While the number of egg-related Salmonella cases tends to rise over the summer months in Australia, researchers concluded that hot weather does not result in a greater risk of contamination.
Research from the University of Adelaide further points to food preparation being a major factor in whether or not Salmonella manifests in food, and the production of eggs in hot weather did not have an impact on the number of cases of the bacterial infection.
Prof. Kapil Chousalkar from the university's School of Animal and Veterinary Sciences on Friday said while eggs were associated with an increased risk of consuming the bacteria, weather extremes do not play a role in whether or not an egg will be infected.

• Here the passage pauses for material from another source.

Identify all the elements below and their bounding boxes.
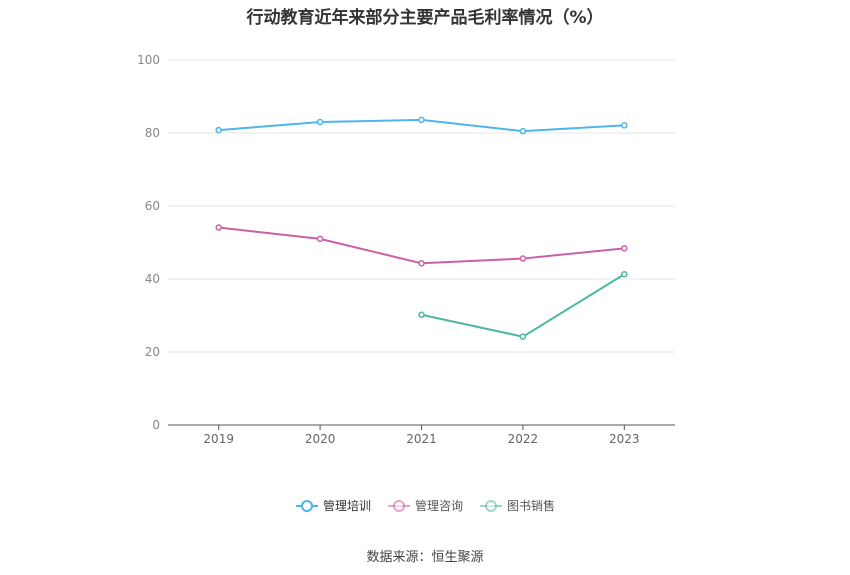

"Birds raised in the free range production system could potentially be exposed to weather extremes, and the free range environment is not as easily controlled as in cage egg production. Therefore, it has been assumed that hot weather has a role to play in the potential contamination of eggs at the site of free range egg production," Chousalkar said in a statement.
Chousalkar said more often than not it was overall food handling practices which had the biggest impact on whether or not the salmonella bacteria manifested in foods such as eggs.
"We found that there was no direct association between hot weather and increased prevalence of Salmonella at the production stage, even when data was collected in the hottest month of February," he said.
"Our results show that the types and levels of Salmonella found in and around free range egg farms is highly variable and often dependent on the specific management practices employed by each farm."
Chousalkar also renewed calls for a national standard of food safety to be implemented to further lower the risk of bacterial infections such as Salmonella in Australia.
"Currently, each of the states has their own food safety and surveillance programs. Because of its implications for public health, we believe the incidence of Salmonella contamination needs to be monitored in a standard way across all farms," he said.